If not flood, drought
This year, during the monsoon season that started in mid-June and will go on till mid-September, it was not the floods that were of the most concern. Until the third week of July, the rainfall that Bihar had received was 48% deficit. The government directed concerned departments to gear up to face drought. But heavy rainfall in the last week of July and continuing in August has come as a big relief, particularly to farmers.
Vyas Ji, vice chairman of the Bihar State Disaster Management Authority (BSDMA), said that though there is no possibility of floods this time, the state had made preparations at all levels for it, “Preparations in accordance with standard operating procedures have started since April this year. Identification of shelter places, arrangement of feed for animals have been done. NDRF (National Disaster Response Force) have been deployed, divers deputed at selected points.”
The state government has set up a Flood Management Information System (FMIS) in capital Patna with its main focus on improving flood forecasting with increased lead time and accuracy. “Due to lack of early warning and preparedness measures, floods wreaked havoc in the state” in the past, an official of FMIS said.
In a bid to send a strong message to engineers deputed on different embankments and other works related to flood control, the state government had dismissed three engineers, including one chief engineer and two executive engineers, on charges of laxity during floods in 2017.
Not everybody is impressed, though. Dinesh Mishra, Bihar’s foremost river expert, said the claim made by the government of full preparation for floods is rhetoric, and nothing more than that. Every year they claim the same thing including in 2007, 2008 and 2017 when massive floods hit Bihar, he added.
“I have been suggesting for years to merge the Water Resources Department and Disaster Management Department into one for smooth coordination of flood control and its management on the ground. But [until now], the government has hardly paid any heed to it. The government should know where the problem lies. Main approach should be to focus on how to prevent floods, not relief oriented policy, Mishra said.
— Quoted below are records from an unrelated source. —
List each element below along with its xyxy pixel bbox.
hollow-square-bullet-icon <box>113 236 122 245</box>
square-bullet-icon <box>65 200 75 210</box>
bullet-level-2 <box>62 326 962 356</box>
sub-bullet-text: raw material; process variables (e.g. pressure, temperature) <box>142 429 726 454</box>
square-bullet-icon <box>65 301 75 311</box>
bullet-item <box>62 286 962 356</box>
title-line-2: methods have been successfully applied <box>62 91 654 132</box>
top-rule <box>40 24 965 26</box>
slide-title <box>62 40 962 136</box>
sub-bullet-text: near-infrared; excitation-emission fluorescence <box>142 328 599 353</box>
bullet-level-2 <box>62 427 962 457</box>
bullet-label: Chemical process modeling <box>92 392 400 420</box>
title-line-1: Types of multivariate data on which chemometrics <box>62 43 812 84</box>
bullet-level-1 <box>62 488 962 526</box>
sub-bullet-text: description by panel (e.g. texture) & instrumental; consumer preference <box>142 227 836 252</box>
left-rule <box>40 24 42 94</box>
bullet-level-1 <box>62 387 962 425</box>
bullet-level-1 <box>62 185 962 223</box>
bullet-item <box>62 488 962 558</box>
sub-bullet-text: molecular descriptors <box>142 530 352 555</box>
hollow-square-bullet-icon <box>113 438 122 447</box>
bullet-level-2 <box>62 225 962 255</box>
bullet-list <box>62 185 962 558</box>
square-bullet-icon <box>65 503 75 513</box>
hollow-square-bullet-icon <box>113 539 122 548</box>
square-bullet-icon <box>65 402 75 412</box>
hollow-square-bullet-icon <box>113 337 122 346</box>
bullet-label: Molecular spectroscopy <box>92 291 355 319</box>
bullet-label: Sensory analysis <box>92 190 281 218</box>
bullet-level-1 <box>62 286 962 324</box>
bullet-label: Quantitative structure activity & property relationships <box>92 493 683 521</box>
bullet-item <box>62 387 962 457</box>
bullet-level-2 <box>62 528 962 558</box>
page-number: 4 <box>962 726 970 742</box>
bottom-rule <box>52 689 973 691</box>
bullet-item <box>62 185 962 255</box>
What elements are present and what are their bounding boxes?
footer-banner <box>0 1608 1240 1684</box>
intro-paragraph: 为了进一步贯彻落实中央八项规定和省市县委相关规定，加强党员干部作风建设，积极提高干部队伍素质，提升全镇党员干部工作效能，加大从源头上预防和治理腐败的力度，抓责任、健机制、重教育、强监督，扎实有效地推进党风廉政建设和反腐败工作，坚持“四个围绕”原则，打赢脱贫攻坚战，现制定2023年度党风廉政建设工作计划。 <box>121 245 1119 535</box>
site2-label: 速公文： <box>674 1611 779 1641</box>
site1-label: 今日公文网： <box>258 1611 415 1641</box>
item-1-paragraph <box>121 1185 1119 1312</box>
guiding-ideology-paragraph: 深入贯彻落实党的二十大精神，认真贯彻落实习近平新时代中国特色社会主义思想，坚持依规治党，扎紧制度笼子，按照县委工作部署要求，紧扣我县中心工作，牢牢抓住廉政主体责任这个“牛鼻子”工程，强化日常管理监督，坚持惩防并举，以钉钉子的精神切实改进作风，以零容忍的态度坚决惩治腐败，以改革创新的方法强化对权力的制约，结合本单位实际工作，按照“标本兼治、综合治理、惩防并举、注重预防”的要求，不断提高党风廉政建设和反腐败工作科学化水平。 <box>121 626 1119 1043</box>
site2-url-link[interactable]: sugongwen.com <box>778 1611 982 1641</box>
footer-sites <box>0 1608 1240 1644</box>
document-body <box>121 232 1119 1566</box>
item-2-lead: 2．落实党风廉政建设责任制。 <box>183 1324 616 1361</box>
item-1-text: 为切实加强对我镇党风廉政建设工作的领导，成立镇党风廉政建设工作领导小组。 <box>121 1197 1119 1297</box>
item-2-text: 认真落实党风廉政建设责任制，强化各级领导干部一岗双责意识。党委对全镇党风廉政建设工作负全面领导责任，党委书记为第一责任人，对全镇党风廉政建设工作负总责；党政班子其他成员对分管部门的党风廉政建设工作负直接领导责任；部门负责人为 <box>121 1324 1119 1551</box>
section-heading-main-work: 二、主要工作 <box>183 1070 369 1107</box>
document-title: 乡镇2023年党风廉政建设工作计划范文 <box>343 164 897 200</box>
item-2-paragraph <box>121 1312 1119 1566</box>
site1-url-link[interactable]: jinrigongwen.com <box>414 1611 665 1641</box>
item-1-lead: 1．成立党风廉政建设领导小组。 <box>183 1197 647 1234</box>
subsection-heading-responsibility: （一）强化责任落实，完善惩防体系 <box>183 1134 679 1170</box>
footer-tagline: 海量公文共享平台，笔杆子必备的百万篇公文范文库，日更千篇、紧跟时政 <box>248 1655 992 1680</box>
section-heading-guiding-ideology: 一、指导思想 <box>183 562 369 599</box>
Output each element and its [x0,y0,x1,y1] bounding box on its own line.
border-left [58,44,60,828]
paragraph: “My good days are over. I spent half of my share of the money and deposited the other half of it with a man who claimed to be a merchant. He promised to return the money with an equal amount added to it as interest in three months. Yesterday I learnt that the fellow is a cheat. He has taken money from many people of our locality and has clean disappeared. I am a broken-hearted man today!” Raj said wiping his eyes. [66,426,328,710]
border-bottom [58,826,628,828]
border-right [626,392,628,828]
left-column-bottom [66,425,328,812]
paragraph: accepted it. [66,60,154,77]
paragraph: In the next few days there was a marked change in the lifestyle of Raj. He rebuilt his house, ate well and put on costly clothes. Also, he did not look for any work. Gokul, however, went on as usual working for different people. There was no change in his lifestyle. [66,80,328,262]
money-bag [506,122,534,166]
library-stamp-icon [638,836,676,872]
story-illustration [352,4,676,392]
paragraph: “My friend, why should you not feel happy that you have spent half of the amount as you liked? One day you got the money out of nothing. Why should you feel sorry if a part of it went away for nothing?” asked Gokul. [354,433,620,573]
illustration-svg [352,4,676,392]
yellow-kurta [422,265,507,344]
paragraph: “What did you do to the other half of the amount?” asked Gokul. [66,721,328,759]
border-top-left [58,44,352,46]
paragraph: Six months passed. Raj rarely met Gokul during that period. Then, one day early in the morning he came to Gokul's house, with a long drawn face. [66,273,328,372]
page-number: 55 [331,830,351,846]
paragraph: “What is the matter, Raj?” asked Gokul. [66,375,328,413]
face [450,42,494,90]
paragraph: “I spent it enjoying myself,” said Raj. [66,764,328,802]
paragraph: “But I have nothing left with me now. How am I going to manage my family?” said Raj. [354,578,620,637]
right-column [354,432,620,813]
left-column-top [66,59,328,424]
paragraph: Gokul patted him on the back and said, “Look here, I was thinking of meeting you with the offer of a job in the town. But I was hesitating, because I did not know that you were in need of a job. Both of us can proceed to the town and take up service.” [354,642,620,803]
What worried him most was the lack of accountability on flood control. “The government has to ensure accountability by making ministers to engineer in chief concerned responsible for what happens.”
Mishra, who has spent over four decades studying rivers and floods in Bihar, reiterated that 3789.96 kilometres of embankments had not helped the people of Bihar. “Constructing more flood embankments, with breaches at dozens of places, [help those with] vested interests, certainly not the people.”
With prompt cooperation from Nepal, but still a history of embankment failures, the problem may lie more within the state than without.